In the ninth, David Wright led off with a double and moved to third on Duda’s ground out. Although Wright got caught in a rundown between third and home when Murphy grounded to second base, he miraculously scored when Milwaukee third baseman Aramis Ramirez dropped the ball while trying to move it from his glove to his throwing hand.
If you’ve been keeping track, the Mets were able to score in every inning in which they had a base hit. That’s pretty resourceful (and a little lucky).
Of course, things got dicey in the ninth when Frank Francisco came in to pitch. Ryan Braun led off with a ground ball single up the middle. After the reigning NL MVP stole second base, Francisco got the first out when Ramirez grounded to shortstop. Then, Corey Hart singled through the left side to score Braun, bring the tying run to the plate, and incite the wrath of the Citi Field fans.
I don’t think Francisco deserved the boos at that time, because the Mets basically let Braun score on a couple of not-very-hard singles. However, Francisco proceeded to make more trouble by walking Taylor Green to put the tying run on base. Sure, it looked like the 3-2 pitch was right on the inside corner, but Francisco had to earn back some love from the umpires after his outburst on Sunday. At least this one didn’t seem to bother him much.

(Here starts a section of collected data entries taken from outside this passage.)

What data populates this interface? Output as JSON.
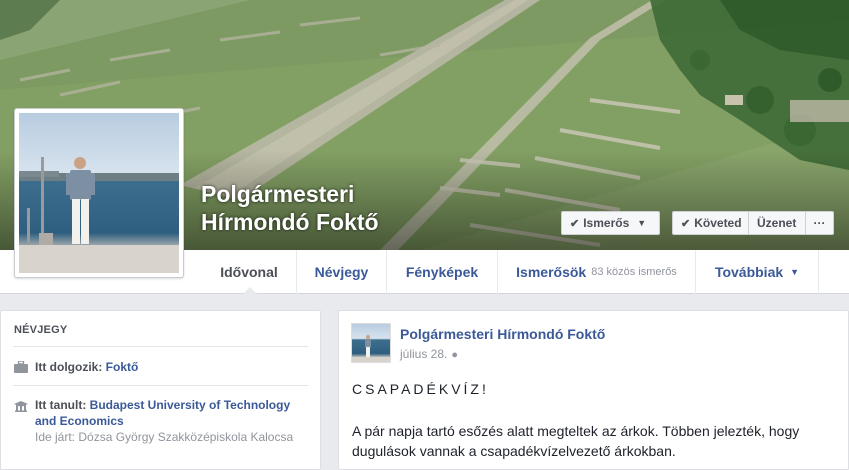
{
  "page": {
    "name_line1": "Polgármesteri",
    "name_line2": "Hírmondó Foktő"
  },
  "cover_buttons": {
    "friend": "Ismerős",
    "follow": "Követed",
    "message": "Üzenet",
    "more": "···"
  },
  "nav": {
    "timeline": "Idővonal",
    "about": "Névjegy",
    "photos": "Fényképek",
    "friends": "Ismerősök",
    "friends_sub": "83 közös ismerős",
    "more": "Továbbiak"
  },
  "about_card": {
    "header": "NÉVJEGY",
    "work_label": "Itt dolgozik:",
    "work_value": "Foktő",
    "study_label": "Itt tanult:",
    "study_value": "Budapest University of Technology and Economics",
    "attended_label": "Ide járt:",
    "attended_value": "Dózsa György Szakközépiskola Kalocsa"
  },
  "post": {
    "author": "Polgármesteri Hírmondó Foktő",
    "date": "július 28.",
    "title": "CSAPADÉKVÍZ!",
    "body": "A pár napja tartó esőzés alatt megteltek az árkok. Többen jelezték, hogy dugulások vannak a csapadékvízelvezető árkokban."
  },
  "colors": {
    "link": "#3b5998",
    "text": "#4b4f56",
    "muted": "#90949c",
    "background": "#e9eaed"
  },
  "icons": {
    "work": "briefcase-icon",
    "study": "graduation-cap-icon",
    "privacy": "globe-icon",
    "check": "checkmark-icon",
    "dropdown": "caret-down-icon"
  }
}
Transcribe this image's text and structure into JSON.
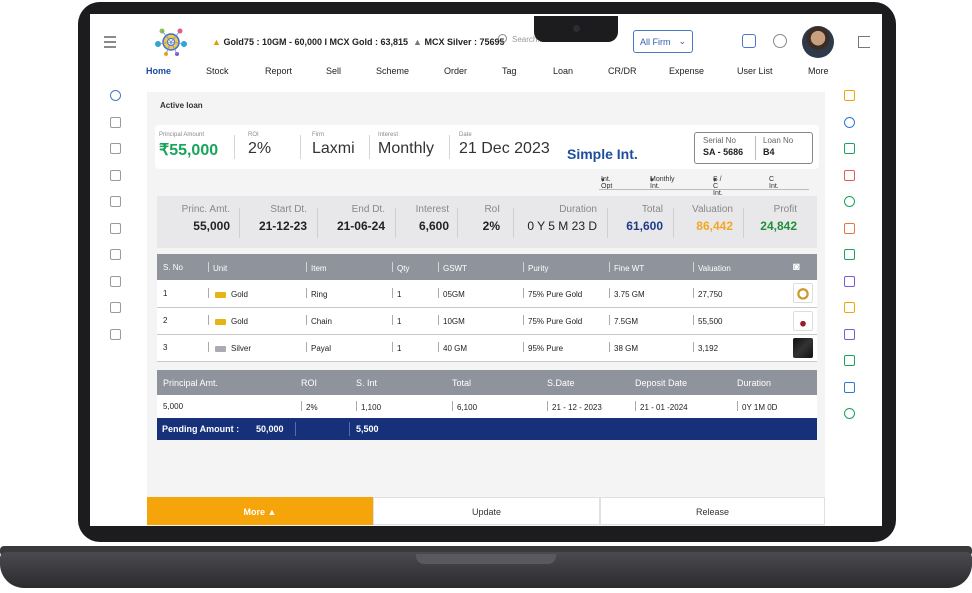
{
  "ticker": {
    "gold75": "Gold75 : 10GM - 60,000",
    "mcx_gold": " I MCX Gold : 63,815",
    "mcx_silver": "MCX Silver : 75695"
  },
  "search": {
    "placeholder": "Search..."
  },
  "firm_select": {
    "value": "All Firm"
  },
  "nav": [
    "Home",
    "Stock",
    "Report",
    "Sell",
    "Scheme",
    "Order",
    "Tag",
    "Loan",
    "CR/DR",
    "Expense",
    "User List",
    "More"
  ],
  "page_title": "Active loan",
  "summary": {
    "principal_label": "Principal Amount",
    "principal_currency": "₹",
    "principal_value": "55,000",
    "roi_label": "ROI",
    "roi_value": "2%",
    "firm_label": "Firm",
    "firm_value": "Laxmi",
    "interest_label": "Interest",
    "interest_value": "Monthly",
    "date_label": "Date",
    "date_value": "21 Dec 2023",
    "interest_type": "Simple Int.",
    "serial_label": "Serial No",
    "serial_value": "SA - 5686",
    "loan_label": "Loan No",
    "loan_value": "B4"
  },
  "filters": {
    "int_opt": "Int. Opt",
    "monthly": "Monthly Int.",
    "sc_int": "S / C Int.",
    "c_int": "C Int."
  },
  "stats": {
    "princ_label": "Princ. Amt.",
    "princ_value": "55,000",
    "start_label": "Start Dt.",
    "start_value": "21-12-23",
    "end_label": "End Dt.",
    "end_value": "21-06-24",
    "interest_label": "Interest",
    "interest_value": "6,600",
    "roi_label": "RoI",
    "roi_value": "2%",
    "duration_label": "Duration",
    "duration_value": "0 Y 5 M 23 D",
    "total_label": "Total",
    "total_value": "61,600",
    "valuation_label": "Valuation",
    "valuation_value": "86,442",
    "profit_label": "Profit",
    "profit_value": "24,842"
  },
  "items_table": {
    "headers": [
      "S. No",
      "Unit",
      "Item",
      "Qty",
      "GSWT",
      "Purity",
      "Fine WT",
      "Valuation"
    ],
    "rows": [
      {
        "sno": "1",
        "unit": "Gold",
        "item": "Ring",
        "qty": "1",
        "gswt": "05GM",
        "purity": "75% Pure Gold",
        "fine": "3.75 GM",
        "valuation": "27,750",
        "metal": "gold"
      },
      {
        "sno": "2",
        "unit": "Gold",
        "item": "Chain",
        "qty": "1",
        "gswt": "10GM",
        "purity": "75% Pure Gold",
        "fine": "7.5GM",
        "valuation": "55,500",
        "metal": "gold"
      },
      {
        "sno": "3",
        "unit": "Silver",
        "item": "Payal",
        "qty": "1",
        "gswt": "40 GM",
        "purity": "95% Pure",
        "fine": "38 GM",
        "valuation": "3,192",
        "metal": "silver"
      }
    ]
  },
  "loan_table": {
    "headers": [
      "Principal Amt.",
      "ROI",
      "S. Int",
      "Total",
      "S.Date",
      "Deposit Date",
      "Duration"
    ],
    "row": [
      "5,000",
      "2%",
      "1,100",
      "6,100",
      "21 - 12 - 2023",
      "21 - 01 -2024",
      "0Y 1M 0D"
    ]
  },
  "pending": {
    "label": "Pending Amount :",
    "value": "50,000",
    "int": "5,500"
  },
  "footer": {
    "more": "More",
    "update": "Update",
    "release": "Release"
  },
  "colors": {
    "primary_blue": "#1d4e9e",
    "accent_orange": "#f5a40a",
    "green": "#1aa35c",
    "pending_bg": "#16307a"
  }
}
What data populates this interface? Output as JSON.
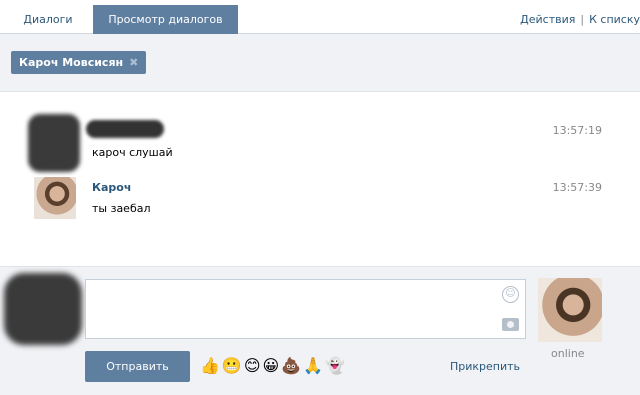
{
  "tabs": {
    "dialogs": "Диалоги",
    "view": "Просмотр диалогов",
    "actions": "Действия",
    "back": "К списку"
  },
  "chip": {
    "name": "Кароч Мовсисян"
  },
  "messages": [
    {
      "name": "",
      "text": "кароч слушай",
      "time": "13:57:19"
    },
    {
      "name": "Кароч",
      "text": "ты заебал",
      "time": "13:57:39"
    }
  ],
  "composer": {
    "send": "Отправить",
    "attach": "Прикрепить",
    "emojis": "👍😬😊😀💩🙏👻",
    "status": "online"
  }
}
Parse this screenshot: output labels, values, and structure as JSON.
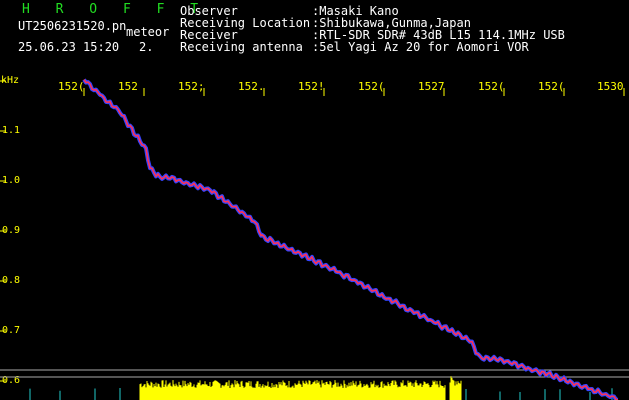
{
  "header": {
    "program": "H R O F F T",
    "filename": "UT2506231520.pn",
    "meteor_label": "meteor",
    "datetime": "25.06.23 15:20",
    "index": "2.",
    "fields": [
      {
        "label": "Observer",
        "value": ":Masaki Kano"
      },
      {
        "label": "Receiving Location",
        "value": ":Shibukawa,Gunma,Japan"
      },
      {
        "label": "Receiver",
        "value": ":RTL-SDR SDR# 43dB L15 114.1MHz USB"
      },
      {
        "label": "Receiving antenna",
        "value": ":5el Yagi Az 20 for Aomori VOR"
      }
    ]
  },
  "time_axis": {
    "tick_labels": [
      "152(",
      "152",
      "152;",
      "152.",
      "152!",
      "152(",
      "1527",
      "152(",
      "152(",
      "1530"
    ]
  },
  "freq_axis": {
    "unit": "kHz",
    "tick_labels": [
      "1.1",
      "1.0",
      "0.9",
      "0.8",
      "0.7",
      "0.6"
    ]
  },
  "colors": {
    "background": "#000000",
    "axis_text": "#ffff00",
    "header_text": "#ffffff",
    "title_text": "#22dd22",
    "trace_core": "#ff3355",
    "trace_edge": "#3344ff",
    "noise_band": "#ffff00",
    "baseline": "#aaaaaa",
    "cyan_noise": "#22cccc"
  }
}
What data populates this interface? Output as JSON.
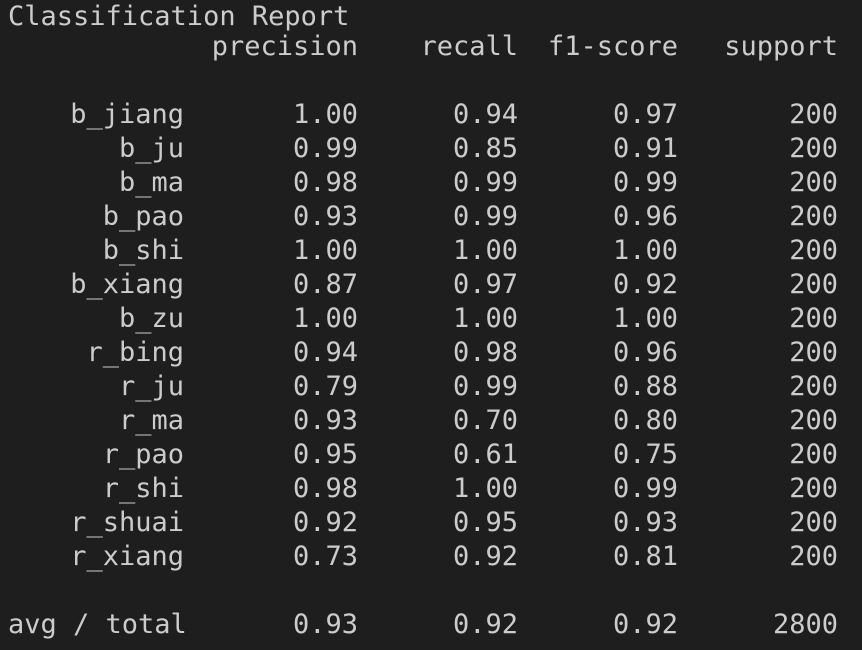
{
  "report": {
    "title": "Classification Report",
    "headers": {
      "precision": "precision",
      "recall": "recall",
      "f1": "f1-score",
      "support": "support"
    },
    "rows": [
      {
        "label": "b_jiang",
        "precision": "1.00",
        "recall": "0.94",
        "f1": "0.97",
        "support": "200"
      },
      {
        "label": "b_ju",
        "precision": "0.99",
        "recall": "0.85",
        "f1": "0.91",
        "support": "200"
      },
      {
        "label": "b_ma",
        "precision": "0.98",
        "recall": "0.99",
        "f1": "0.99",
        "support": "200"
      },
      {
        "label": "b_pao",
        "precision": "0.93",
        "recall": "0.99",
        "f1": "0.96",
        "support": "200"
      },
      {
        "label": "b_shi",
        "precision": "1.00",
        "recall": "1.00",
        "f1": "1.00",
        "support": "200"
      },
      {
        "label": "b_xiang",
        "precision": "0.87",
        "recall": "0.97",
        "f1": "0.92",
        "support": "200"
      },
      {
        "label": "b_zu",
        "precision": "1.00",
        "recall": "1.00",
        "f1": "1.00",
        "support": "200"
      },
      {
        "label": "r_bing",
        "precision": "0.94",
        "recall": "0.98",
        "f1": "0.96",
        "support": "200"
      },
      {
        "label": "r_ju",
        "precision": "0.79",
        "recall": "0.99",
        "f1": "0.88",
        "support": "200"
      },
      {
        "label": "r_ma",
        "precision": "0.93",
        "recall": "0.70",
        "f1": "0.80",
        "support": "200"
      },
      {
        "label": "r_pao",
        "precision": "0.95",
        "recall": "0.61",
        "f1": "0.75",
        "support": "200"
      },
      {
        "label": "r_shi",
        "precision": "0.98",
        "recall": "1.00",
        "f1": "0.99",
        "support": "200"
      },
      {
        "label": "r_shuai",
        "precision": "0.92",
        "recall": "0.95",
        "f1": "0.93",
        "support": "200"
      },
      {
        "label": "r_xiang",
        "precision": "0.73",
        "recall": "0.92",
        "f1": "0.81",
        "support": "200"
      }
    ],
    "total": {
      "label": "avg / total",
      "precision": "0.93",
      "recall": "0.92",
      "f1": "0.92",
      "support": "2800"
    }
  },
  "colors": {
    "background": "#1e1e1e",
    "text": "#cccccc"
  }
}
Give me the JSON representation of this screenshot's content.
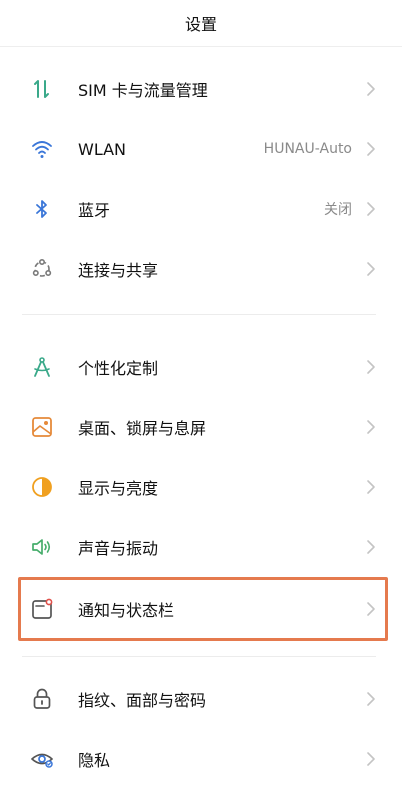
{
  "header": {
    "title": "设置"
  },
  "groups": [
    {
      "items": [
        {
          "label": "SIM 卡与流量管理",
          "value": "",
          "icon": "sim-data-icon"
        },
        {
          "label": "WLAN",
          "value": "HUNAU-Auto",
          "icon": "wifi-icon"
        },
        {
          "label": "蓝牙",
          "value": "关闭",
          "icon": "bluetooth-icon"
        },
        {
          "label": "连接与共享",
          "value": "",
          "icon": "connection-share-icon"
        }
      ]
    },
    {
      "items": [
        {
          "label": "个性化定制",
          "value": "",
          "icon": "personalize-icon"
        },
        {
          "label": "桌面、锁屏与息屏",
          "value": "",
          "icon": "wallpaper-icon"
        },
        {
          "label": "显示与亮度",
          "value": "",
          "icon": "brightness-icon"
        },
        {
          "label": "声音与振动",
          "value": "",
          "icon": "sound-icon"
        },
        {
          "label": "通知与状态栏",
          "value": "",
          "icon": "notification-icon",
          "highlighted": true
        }
      ]
    },
    {
      "items": [
        {
          "label": "指纹、面部与密码",
          "value": "",
          "icon": "lock-icon"
        },
        {
          "label": "隐私",
          "value": "",
          "icon": "privacy-eye-icon"
        }
      ]
    }
  ],
  "colors": {
    "sim": "#3aa98a",
    "wifi": "#3a76d8",
    "bluetooth": "#3a76d8",
    "connection": "#7a7a7a",
    "personalize": "#3aa98a",
    "wallpaper": "#e58a3a",
    "brightness": "#f0a020",
    "sound": "#46ad6b",
    "notification": "#e0504a",
    "lock": "#555555",
    "privacy": "#3a76d8",
    "highlight": "#e57a4e"
  }
}
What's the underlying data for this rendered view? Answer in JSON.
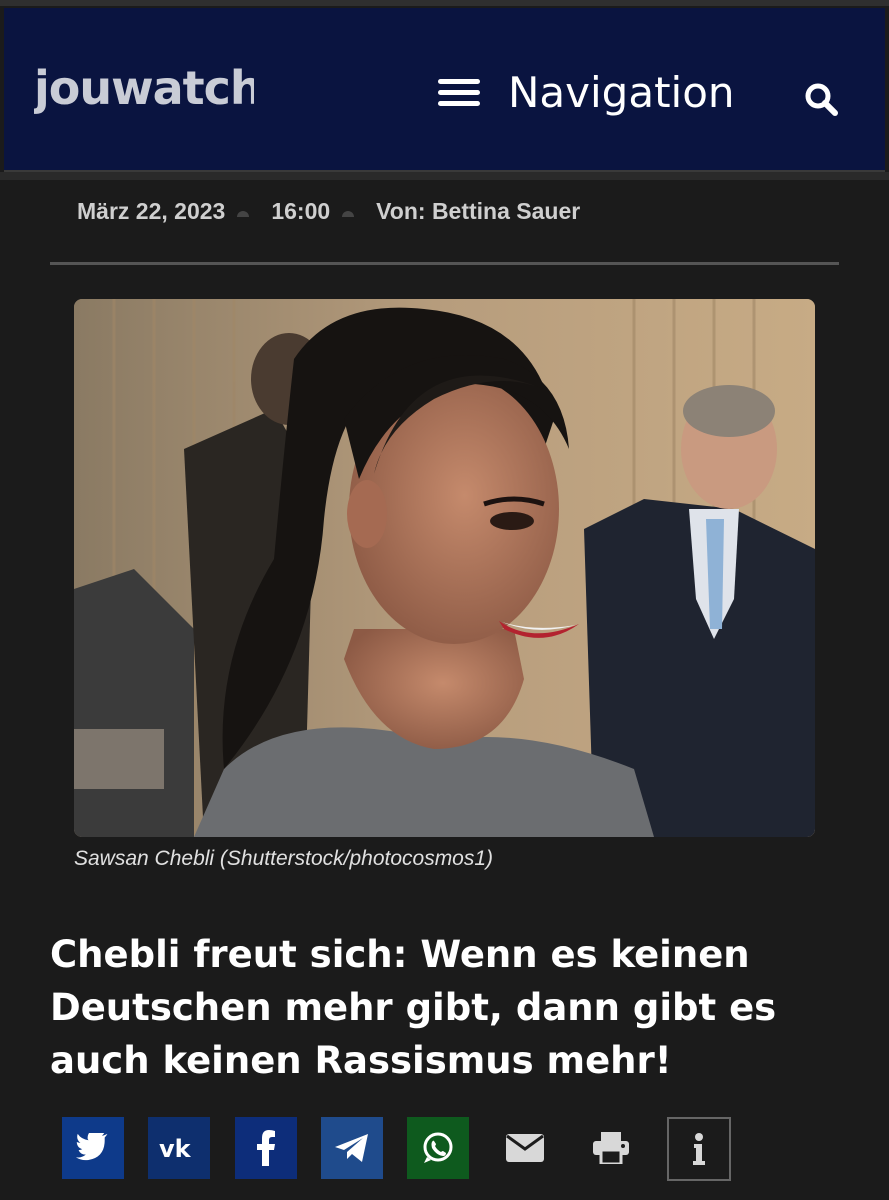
{
  "header": {
    "logo_text": "jouwatch",
    "nav_label": "Navigation"
  },
  "meta": {
    "date": "März 22, 2023",
    "time": "16:00",
    "author": "Von: Bettina Sauer"
  },
  "article": {
    "image_caption": "Sawsan Chebli (Shutterstock/photocosmos1)",
    "headline": "Chebli freut sich: Wenn es keinen Deutschen mehr gibt, dann gibt es auch keinen Rassismus mehr!"
  },
  "share_buttons": [
    {
      "icon": "twitter-icon",
      "color": "#0e3a8a"
    },
    {
      "icon": "vk-icon",
      "color": "#0e2f6e"
    },
    {
      "icon": "facebook-icon",
      "color": "#0d2d7a"
    },
    {
      "icon": "telegram-icon",
      "color": "#1f4b8c"
    },
    {
      "icon": "whatsapp-icon",
      "color": "#0e5a1e"
    },
    {
      "icon": "email-icon",
      "color": "#1b1b1b"
    },
    {
      "icon": "print-icon",
      "color": "#1b1b1b"
    },
    {
      "icon": "info-icon",
      "color": "#1b1b1b"
    }
  ],
  "colors": {
    "header_bg": "#0a1440",
    "page_bg": "#1b1b1b"
  }
}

Francisco came back with a strikeout of Brooks Conrad and a fly out from George Kottaras to end the game. Not that terrible. I thought his fastball looked really good with a couple of swinging strikes, but Francisco’s secondary stuff (splitter, curveball) has been kind of weak so far. I still stand by the fact that he will improve this season. We’ve seen Francisco at his best and at his worst so far. The rest of the season will probably be somewhere in between. Kudos to Terry Collins for not panicking, although he did have Jon Rauch warming up in the ninth (but that’s really necessary even if Francisco’s ERA was 0.00).
Not a bad win for the Mets last night considering the apparent mismatch in the starting pitching. Tonight, there will be another apparent mismatch, as New York will start Dillon Gee, while the Brewers go with Zach Greinke on the mound.